I am quite confused. The comment clearly says “I suspect”? That seems like one of the clearest prefixes I know for raising something as a hypothesis, and very clearly signals that something is not being asserted as a fact. Am I missing something?
The “I suspect” is attached to the “Duncan won’t like this idea.” I would bet $10 that if you polled 100 readers on whether it was meant to include “I suspect that Duncan wants, etc.” a majority would say no, the second part was taken as given.
It’s of the form “I suspect X, because Y.” Not “I suspect X because I suspect Y.”
Oh, sure, I would be happy to take that bet. I agree there is some linguistic ambiguity here, but I think my interpretation is more natural.
In any case, @clone of saturn can clarify here. I would currently bet this is just a sad case of linguistic ambiguity, not actually someone making a confident statement about you having ill-intent.
I can’t read Duncan’s mind and have no direct access to facts about his ultimate motivations. I can be much more confident that a person who is currently getting away with doing X has reason to dislike a rule that would prevent X. So the “I suspect” was much more about the second clause than the first. I find this so obvious that it never occurred to me that it could be read another way.
I don’t accept Duncan’s stand-in sentence “I suspect that Eric won’t like the zoo, because he wants to stay out of the sun.” as being properly analogous, because staying out of the sun is not something people typically need to hide or deny.
To be honest, I think I have to take this exchange as further evidence that Duncan is operating in bad faith. (Within this particular conflict, not necessarily in general.)
I would’ve preferred if you had proposed another alternative wording, so that poll could be run as well, instead of just identifying the feature you think is disanalogous. (If you supply the wording, after all, Duncan can’t have twisted it, and your interpretation gets fairly tested.)
Why not just use the original sentence, with only the name changed? I don’t see what is supposed to be accomplished by the other substitutions.

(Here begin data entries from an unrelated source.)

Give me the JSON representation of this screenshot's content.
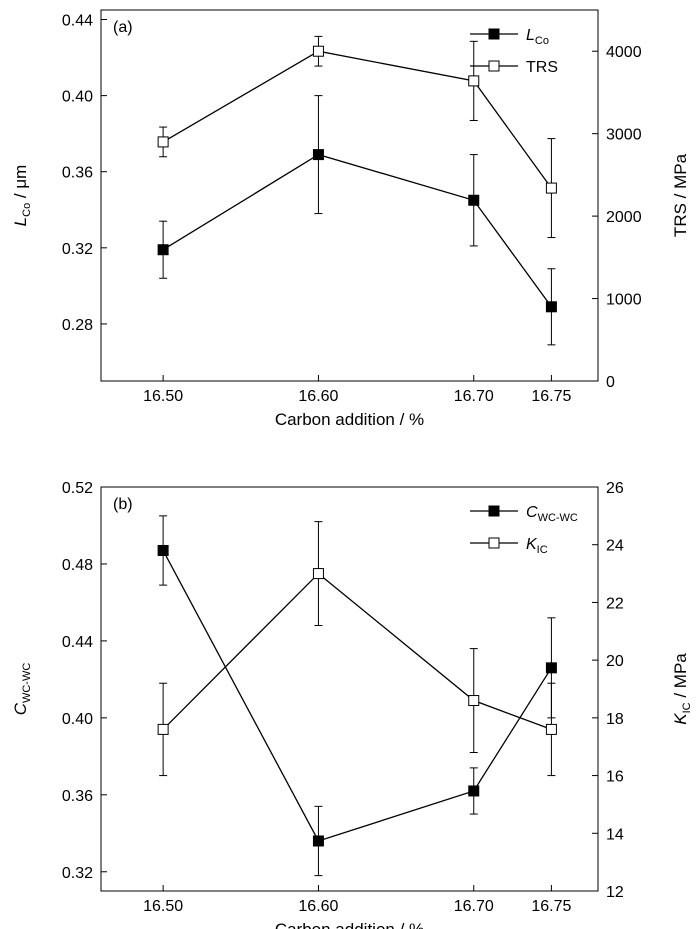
{
  "chart_data": [
    {
      "panel": "(a)",
      "type": "line",
      "x": [
        16.5,
        16.6,
        16.7,
        16.75
      ],
      "xlabel": "Carbon addition / %",
      "xticks": [
        "16.50",
        "16.60",
        "16.70",
        "16.75"
      ],
      "xlim": [
        16.46,
        16.78
      ],
      "y_left": {
        "label_main": "L",
        "label_sub": "Co",
        "label_unit": " / μm",
        "lim": [
          0.25,
          0.445
        ],
        "ticks": [
          "0.28",
          "0.32",
          "0.36",
          "0.40",
          "0.44"
        ]
      },
      "y_right": {
        "label": "TRS / MPa",
        "lim": [
          0,
          4500
        ],
        "ticks": [
          "0",
          "1000",
          "2000",
          "3000",
          "4000"
        ]
      },
      "series": [
        {
          "name_main": "L",
          "name_sub": "Co",
          "axis": "left",
          "marker": "filled-square",
          "values": [
            0.319,
            0.369,
            0.345,
            0.289
          ],
          "errors": [
            0.015,
            0.031,
            0.024,
            0.02
          ]
        },
        {
          "name_main": "TRS",
          "name_sub": "",
          "axis": "right",
          "marker": "open-square",
          "values": [
            2900,
            4000,
            3640,
            2340
          ],
          "errors": [
            180,
            180,
            480,
            600
          ]
        }
      ],
      "legend": "top-right",
      "grid": false
    },
    {
      "panel": "(b)",
      "type": "line",
      "x": [
        16.5,
        16.6,
        16.7,
        16.75
      ],
      "xlabel": "Carbon addition / %",
      "xticks": [
        "16.50",
        "16.60",
        "16.70",
        "16.75"
      ],
      "xlim": [
        16.46,
        16.78
      ],
      "y_left": {
        "label_main": "C",
        "label_sub": "WC-WC",
        "label_unit": "",
        "lim": [
          0.31,
          0.52
        ],
        "ticks": [
          "0.32",
          "0.36",
          "0.40",
          "0.44",
          "0.48",
          "0.52"
        ]
      },
      "y_right": {
        "label_main": "K",
        "label_sub": "IC",
        "label_unit": " / MPa",
        "lim": [
          12,
          26
        ],
        "ticks": [
          "12",
          "14",
          "16",
          "18",
          "20",
          "22",
          "24",
          "26"
        ]
      },
      "series": [
        {
          "name_main": "C",
          "name_sub": "WC-WC",
          "axis": "left",
          "marker": "filled-square",
          "values": [
            0.487,
            0.336,
            0.362,
            0.426
          ],
          "errors": [
            0.018,
            0.018,
            0.012,
            0.026
          ]
        },
        {
          "name_main": "K",
          "name_sub": "IC",
          "axis": "right",
          "marker": "open-square",
          "values": [
            17.6,
            23.0,
            18.6,
            17.6
          ],
          "errors": [
            1.6,
            1.8,
            1.8,
            1.6
          ]
        }
      ],
      "legend": "top-right",
      "grid": false
    }
  ]
}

Unfortunately, I don’t have quite the reach that Duncan has, but I think the result is still suggestive. (Subtract one from each vote, since I left one of each to start, as is usual.)
Ok, I edited the comment.
Does that influence
in any way?
Four days’ later edit: guess not. :/
Oliver proposed an alternative wording and I affirmed that I’d still bet on his wording. I was figuring I shouldn’t try to run a second poll myself because of priming/poisoning the well but I’m happy for someone else to go and get data.
The poll is here for people to watch results trickle in, though I ask that no one present in this subthread vote so the numbers can be more raw.

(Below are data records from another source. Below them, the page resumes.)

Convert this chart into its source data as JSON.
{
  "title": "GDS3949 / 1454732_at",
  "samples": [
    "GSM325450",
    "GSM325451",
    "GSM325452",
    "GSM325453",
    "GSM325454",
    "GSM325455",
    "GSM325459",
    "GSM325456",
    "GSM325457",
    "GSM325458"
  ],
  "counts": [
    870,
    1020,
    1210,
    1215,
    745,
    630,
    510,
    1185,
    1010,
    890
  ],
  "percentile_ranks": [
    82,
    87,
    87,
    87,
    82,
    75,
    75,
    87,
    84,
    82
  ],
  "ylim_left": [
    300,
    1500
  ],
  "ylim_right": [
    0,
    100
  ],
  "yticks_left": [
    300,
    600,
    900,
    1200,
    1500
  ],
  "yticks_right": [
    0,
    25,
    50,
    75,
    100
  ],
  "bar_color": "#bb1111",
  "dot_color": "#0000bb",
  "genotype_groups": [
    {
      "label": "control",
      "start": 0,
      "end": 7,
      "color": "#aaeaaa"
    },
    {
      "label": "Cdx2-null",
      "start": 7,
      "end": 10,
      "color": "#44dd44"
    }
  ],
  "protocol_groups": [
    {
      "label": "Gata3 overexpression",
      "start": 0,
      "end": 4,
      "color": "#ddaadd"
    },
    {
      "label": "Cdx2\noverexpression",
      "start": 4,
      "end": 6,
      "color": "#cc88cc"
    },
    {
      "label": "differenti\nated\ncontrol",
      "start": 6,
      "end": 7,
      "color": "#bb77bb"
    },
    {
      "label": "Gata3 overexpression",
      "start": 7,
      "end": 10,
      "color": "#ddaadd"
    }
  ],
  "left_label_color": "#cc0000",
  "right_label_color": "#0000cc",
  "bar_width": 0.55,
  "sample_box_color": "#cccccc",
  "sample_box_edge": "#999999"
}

(It’s early yet, but so far it is unanimously in favor of my interpretation, with twenty reactions one way and zero the other, and one comment in between the two choices I gave but writing out that the epistemic status on the second clause seems stronger than “I suspect”.)
(Somewhat ironically, this makes me marginally more likely to interpret “well, I meant the more epistemically reserved thing” as being a fallback to a motte, if such a statement ever appears.)